In January 1983, Ford design executive Don Kopka stood on the floor of the Detroit Auto Show and unveiled something that looked less like a car and more like a prophecy. The Ford Probe IV was a silver teardrop stretched over four doors, built by Ghia in Turin and engineered to slip through the air with almost no resistance at all. Its drag coefficient of 0.152 matched that of an F-16 fighter jet. Today's most aerodynamic EVs struggle to get below 0.20.
A car built for the wind tunnel
The Probe IV was the fourth in a series of aerodynamic research concepts Ford had been developing since 1979, in the wake of two oil crises that had exposed how badly Detroit's fleet guzzled fuel. The project aimed to see how far aerodynamics could push fuel economy before the compromises became unacceptable.
The answer, at least for the Probe IV, was far. The radiator and air conditioning hardware sat in the rear luggage compartment to eliminate the drag created by a traditional front grille. Special Goodyear tires with an aerodynamic tread pattern were developed exclusively for the concept. The wheels wore shrouds that flexed with membrane-like material so the front tires could still steer. Flush windows, concealed wipers, covered headlights. Even the emblems sat flush to the body. At highway speeds, the car's automatic attitude-control system dropped the nose by four inches while lifting the rear by six, presenting the optimal angle of attack to the oncoming air.
Under the hood sat a turbocharged 1.6-liter four-cylinder tilted 70 degrees to fit beneath the aggressively low hoodline, producing around 122 horsepower. Not a lot by modern standards, but paired with a body this slippery, it was enough. The occupants reclined in velour sling-style seats that shaved an inch and a half off roof height, staring at instruments through a transparent steering wheel.

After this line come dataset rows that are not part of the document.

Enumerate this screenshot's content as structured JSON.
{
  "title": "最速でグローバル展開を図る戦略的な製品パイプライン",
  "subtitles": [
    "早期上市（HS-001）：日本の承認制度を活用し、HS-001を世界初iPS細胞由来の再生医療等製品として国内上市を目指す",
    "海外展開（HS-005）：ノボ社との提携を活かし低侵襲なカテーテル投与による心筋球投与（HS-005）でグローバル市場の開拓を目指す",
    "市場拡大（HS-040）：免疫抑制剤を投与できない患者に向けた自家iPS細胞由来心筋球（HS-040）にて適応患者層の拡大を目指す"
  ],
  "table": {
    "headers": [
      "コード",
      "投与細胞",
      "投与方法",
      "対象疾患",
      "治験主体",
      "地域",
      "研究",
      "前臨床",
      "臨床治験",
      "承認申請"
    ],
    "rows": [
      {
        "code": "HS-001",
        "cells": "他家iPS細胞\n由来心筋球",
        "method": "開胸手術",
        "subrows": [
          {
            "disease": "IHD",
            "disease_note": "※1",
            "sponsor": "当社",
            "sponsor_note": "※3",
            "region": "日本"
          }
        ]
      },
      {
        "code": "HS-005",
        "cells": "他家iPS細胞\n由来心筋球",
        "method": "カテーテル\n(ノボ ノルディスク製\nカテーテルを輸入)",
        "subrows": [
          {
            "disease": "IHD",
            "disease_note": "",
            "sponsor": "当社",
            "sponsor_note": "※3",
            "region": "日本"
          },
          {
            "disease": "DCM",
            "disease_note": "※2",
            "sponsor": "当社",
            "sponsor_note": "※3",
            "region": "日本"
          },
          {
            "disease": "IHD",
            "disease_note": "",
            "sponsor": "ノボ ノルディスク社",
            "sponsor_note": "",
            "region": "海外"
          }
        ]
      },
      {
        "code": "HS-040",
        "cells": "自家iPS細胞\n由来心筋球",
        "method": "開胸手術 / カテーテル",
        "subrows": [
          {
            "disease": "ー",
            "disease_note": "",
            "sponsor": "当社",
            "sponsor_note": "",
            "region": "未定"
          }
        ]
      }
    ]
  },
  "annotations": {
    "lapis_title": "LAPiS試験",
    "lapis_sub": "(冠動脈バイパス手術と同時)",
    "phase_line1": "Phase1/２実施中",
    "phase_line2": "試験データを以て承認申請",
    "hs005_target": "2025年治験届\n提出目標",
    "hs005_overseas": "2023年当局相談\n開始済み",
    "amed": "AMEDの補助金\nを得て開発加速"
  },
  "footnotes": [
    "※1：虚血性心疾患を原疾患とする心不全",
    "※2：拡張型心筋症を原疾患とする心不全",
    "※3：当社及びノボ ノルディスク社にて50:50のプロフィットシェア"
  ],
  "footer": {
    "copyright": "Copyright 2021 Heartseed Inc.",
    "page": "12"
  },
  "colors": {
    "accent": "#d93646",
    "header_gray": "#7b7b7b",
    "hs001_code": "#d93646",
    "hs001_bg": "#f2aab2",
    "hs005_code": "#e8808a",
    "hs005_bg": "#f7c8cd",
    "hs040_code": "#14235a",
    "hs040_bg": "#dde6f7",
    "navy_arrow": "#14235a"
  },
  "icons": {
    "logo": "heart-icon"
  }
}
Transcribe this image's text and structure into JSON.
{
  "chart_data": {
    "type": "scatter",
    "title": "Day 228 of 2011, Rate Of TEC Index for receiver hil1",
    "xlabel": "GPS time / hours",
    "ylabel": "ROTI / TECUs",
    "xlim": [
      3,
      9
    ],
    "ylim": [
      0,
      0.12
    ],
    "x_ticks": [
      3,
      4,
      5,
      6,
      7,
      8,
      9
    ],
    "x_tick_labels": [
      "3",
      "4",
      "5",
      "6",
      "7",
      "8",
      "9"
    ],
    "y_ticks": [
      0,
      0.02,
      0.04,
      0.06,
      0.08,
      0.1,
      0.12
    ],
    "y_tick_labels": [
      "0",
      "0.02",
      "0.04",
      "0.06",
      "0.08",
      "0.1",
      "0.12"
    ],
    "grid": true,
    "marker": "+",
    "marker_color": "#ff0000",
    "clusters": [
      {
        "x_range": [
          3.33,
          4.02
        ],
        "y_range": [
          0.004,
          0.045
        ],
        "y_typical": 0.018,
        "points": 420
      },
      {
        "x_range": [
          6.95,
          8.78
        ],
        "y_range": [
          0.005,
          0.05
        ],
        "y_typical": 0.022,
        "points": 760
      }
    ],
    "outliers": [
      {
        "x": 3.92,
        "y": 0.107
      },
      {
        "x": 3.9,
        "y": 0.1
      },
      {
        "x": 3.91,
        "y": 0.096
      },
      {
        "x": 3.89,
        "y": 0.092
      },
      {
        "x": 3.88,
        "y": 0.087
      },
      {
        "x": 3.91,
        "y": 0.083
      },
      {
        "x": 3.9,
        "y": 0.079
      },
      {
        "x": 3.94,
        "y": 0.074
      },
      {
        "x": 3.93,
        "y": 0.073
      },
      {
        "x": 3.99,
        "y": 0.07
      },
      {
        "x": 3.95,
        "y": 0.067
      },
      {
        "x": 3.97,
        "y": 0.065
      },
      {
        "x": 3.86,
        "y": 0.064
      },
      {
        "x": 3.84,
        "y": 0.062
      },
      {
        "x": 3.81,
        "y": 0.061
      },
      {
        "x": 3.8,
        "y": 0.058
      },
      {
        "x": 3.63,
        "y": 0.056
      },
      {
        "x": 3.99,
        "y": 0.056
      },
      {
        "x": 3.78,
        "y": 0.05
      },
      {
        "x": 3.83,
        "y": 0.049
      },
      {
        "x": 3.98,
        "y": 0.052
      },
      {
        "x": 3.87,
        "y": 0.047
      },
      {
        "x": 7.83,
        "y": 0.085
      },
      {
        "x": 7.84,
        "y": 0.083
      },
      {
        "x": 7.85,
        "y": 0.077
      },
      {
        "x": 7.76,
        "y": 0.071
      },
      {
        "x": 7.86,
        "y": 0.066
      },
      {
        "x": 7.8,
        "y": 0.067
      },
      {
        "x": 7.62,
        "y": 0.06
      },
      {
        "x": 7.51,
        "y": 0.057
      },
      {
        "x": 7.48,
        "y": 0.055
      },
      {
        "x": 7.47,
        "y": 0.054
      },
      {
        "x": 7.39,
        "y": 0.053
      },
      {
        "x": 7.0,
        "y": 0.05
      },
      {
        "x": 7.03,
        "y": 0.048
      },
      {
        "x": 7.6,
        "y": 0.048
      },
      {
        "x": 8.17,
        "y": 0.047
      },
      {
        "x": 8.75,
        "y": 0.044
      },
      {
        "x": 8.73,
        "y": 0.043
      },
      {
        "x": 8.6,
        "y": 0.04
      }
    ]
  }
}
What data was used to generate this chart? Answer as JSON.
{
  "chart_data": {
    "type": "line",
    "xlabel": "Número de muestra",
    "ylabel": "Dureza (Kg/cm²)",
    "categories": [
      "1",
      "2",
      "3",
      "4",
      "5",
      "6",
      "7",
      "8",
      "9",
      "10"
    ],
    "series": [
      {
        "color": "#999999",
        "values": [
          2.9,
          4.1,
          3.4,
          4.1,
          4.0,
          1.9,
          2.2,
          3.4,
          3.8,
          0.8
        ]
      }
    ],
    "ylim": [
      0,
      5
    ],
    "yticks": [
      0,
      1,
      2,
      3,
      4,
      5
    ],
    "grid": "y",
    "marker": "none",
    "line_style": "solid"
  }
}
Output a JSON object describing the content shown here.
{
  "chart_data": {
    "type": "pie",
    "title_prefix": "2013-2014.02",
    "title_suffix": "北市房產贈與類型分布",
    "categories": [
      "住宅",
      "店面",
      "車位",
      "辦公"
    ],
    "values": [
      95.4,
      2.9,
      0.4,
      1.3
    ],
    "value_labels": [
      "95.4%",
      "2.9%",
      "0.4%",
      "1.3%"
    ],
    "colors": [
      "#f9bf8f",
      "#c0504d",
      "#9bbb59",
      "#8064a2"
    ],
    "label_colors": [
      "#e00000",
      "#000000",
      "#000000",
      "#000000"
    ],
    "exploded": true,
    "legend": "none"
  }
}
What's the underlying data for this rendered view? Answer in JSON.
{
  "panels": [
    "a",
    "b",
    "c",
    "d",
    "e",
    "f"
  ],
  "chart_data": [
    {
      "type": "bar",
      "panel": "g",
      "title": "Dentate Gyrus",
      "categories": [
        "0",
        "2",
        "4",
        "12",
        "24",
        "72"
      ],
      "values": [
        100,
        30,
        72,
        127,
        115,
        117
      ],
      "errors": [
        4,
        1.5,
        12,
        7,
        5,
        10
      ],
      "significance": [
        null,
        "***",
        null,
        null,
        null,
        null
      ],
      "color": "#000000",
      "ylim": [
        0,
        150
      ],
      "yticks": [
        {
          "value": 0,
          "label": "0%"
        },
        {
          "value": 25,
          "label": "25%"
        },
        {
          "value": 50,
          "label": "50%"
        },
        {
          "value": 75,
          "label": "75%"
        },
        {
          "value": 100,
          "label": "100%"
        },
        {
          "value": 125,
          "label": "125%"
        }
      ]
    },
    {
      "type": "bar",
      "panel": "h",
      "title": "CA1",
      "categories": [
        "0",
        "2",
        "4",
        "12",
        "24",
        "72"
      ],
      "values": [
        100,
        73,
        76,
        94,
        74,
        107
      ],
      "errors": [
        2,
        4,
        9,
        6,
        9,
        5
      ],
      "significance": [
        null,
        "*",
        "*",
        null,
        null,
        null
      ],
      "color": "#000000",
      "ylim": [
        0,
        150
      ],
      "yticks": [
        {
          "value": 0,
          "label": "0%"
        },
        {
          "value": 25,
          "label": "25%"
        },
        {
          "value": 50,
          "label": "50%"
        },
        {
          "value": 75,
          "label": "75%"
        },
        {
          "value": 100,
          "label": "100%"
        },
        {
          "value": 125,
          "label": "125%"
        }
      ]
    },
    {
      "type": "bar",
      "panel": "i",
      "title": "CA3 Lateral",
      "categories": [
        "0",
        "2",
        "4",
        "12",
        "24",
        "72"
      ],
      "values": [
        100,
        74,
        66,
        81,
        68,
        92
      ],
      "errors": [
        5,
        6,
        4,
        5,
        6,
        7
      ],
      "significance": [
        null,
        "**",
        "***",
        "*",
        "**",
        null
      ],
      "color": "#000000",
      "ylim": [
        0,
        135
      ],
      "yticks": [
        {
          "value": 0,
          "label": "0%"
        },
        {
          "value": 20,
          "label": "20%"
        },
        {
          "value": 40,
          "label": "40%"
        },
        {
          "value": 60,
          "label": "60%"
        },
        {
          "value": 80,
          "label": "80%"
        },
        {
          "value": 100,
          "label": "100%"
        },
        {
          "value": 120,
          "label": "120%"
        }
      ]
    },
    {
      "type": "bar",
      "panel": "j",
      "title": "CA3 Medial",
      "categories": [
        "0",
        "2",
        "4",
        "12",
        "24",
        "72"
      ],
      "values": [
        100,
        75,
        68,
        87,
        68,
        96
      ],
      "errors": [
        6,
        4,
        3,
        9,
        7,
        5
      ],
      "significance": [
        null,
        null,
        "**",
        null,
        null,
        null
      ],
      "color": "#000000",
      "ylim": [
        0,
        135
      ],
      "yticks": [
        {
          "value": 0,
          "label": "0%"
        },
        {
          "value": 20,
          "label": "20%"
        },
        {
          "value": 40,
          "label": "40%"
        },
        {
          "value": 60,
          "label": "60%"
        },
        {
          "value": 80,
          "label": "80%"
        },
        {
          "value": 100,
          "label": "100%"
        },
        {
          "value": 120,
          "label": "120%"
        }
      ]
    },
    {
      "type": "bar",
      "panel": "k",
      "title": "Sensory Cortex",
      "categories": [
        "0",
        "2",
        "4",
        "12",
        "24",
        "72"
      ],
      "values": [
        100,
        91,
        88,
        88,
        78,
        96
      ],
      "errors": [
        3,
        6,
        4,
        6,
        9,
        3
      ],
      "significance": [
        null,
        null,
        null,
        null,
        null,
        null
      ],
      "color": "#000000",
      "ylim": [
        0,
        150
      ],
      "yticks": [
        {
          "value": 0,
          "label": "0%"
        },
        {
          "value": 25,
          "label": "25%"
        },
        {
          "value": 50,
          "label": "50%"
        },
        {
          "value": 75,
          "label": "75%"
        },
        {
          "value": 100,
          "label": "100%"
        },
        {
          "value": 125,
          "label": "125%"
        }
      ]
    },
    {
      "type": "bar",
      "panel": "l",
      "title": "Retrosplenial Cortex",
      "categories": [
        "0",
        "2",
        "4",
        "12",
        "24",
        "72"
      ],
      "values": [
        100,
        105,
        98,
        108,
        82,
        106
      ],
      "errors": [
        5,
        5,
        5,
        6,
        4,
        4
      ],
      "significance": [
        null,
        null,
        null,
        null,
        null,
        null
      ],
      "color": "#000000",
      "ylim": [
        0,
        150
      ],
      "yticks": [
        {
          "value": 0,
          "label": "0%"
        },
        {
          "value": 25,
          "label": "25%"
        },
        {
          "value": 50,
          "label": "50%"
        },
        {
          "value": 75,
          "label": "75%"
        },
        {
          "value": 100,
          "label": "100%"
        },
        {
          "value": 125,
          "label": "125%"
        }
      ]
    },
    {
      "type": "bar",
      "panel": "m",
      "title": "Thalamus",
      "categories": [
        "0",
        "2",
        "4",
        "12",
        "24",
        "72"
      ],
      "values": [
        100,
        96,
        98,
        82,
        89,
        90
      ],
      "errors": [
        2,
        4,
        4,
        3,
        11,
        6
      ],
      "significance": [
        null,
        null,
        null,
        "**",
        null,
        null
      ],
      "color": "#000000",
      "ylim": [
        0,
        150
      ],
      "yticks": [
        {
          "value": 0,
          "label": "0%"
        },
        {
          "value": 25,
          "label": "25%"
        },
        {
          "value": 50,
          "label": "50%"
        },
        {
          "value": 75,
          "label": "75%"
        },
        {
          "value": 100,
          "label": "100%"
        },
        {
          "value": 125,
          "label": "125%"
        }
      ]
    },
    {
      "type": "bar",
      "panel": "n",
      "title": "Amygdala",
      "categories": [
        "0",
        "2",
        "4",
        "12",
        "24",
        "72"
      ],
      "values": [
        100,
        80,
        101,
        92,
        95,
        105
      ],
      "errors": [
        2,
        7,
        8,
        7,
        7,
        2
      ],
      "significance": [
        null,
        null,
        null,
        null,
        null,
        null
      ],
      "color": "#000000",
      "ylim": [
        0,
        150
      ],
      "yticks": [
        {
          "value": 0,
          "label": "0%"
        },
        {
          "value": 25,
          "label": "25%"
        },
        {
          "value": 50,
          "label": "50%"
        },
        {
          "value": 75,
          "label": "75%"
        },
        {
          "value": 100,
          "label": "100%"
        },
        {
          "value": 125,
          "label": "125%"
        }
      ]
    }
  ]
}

The tech that trickled down
The Probe IV never became a production vehicle. Ford built two units, both essentially rolling sculptures with fiberglass bodies over wood frames and steel subframes. One of them recently surfaced on Facebook Marketplace in Texas after being presumed lost for years. It had no powertrain. It had missing wheel covers. The roof sagged where it met the rear glass. Still, it was the real thing, and someone will eventually give it a new home.
What did go into production were the Probe IV's ideas. The concept was a test balloon for aerodynamic thinking that ultimately landed in the Ford Sierra and, more importantly, the 1986 Ford Taurus. That car arrived with its "jelly bean" shape, flush composite headlights, a grille-less nose, and a commitment to form following function. The Taurus was credited with saving Ford from bankruptcy and triggering an aerodynamic design revolution across American automakers. The styling cues and engineering lessons Ford had validated in the Probe series became the foundation for the company's most important sedan in half a century.
Concept cars as appetite tests
This is the particular function that concept cars serve in the technology sector and in automotive design specifically. They are not prototypes in the traditional sense. Most are barely functional. Many cannot safely exceed 10 miles per hour. But they answer a question that focus groups and surveys cannot: will people look at something this strange and feel drawn to it rather than repelled by it?
Concept cars gauge customer reaction to radical designs that might never otherwise exist. General Motors designer Harley Earl, who created the Buick Y-Job in 1938, is credited with inventing the format. Since then, concepts have served as "development accelerators," as one DS design director put it. They are experimental playgrounds where designers and engineers push boundaries without production constraints, marketing exercises that build brand identity, and early proofs-of-concept that test whether the public has appetite for novel aesthetics.
The Probe IV proved that extreme aerodynamics could exist in a five-door package that seated four adults. It proved that a car could look like a visitor from another decade and still evoke genuine desire. It warmed up the marketplace. Ford then built the Taurus knowing it could take risks and survive.
Concept cars occupy a strange role in industrial history. They often never drive anywhere useful. They end up in museums or on collector lots or, in the case of the Probe I, destroyed in a trailer fire on the way to a show. But their residue is everywhere, in the production cars that absorbed their lessons, in the technologies that matured from their experiments. The Probe IV is a reminder that progress often starts as a thing too weird to build.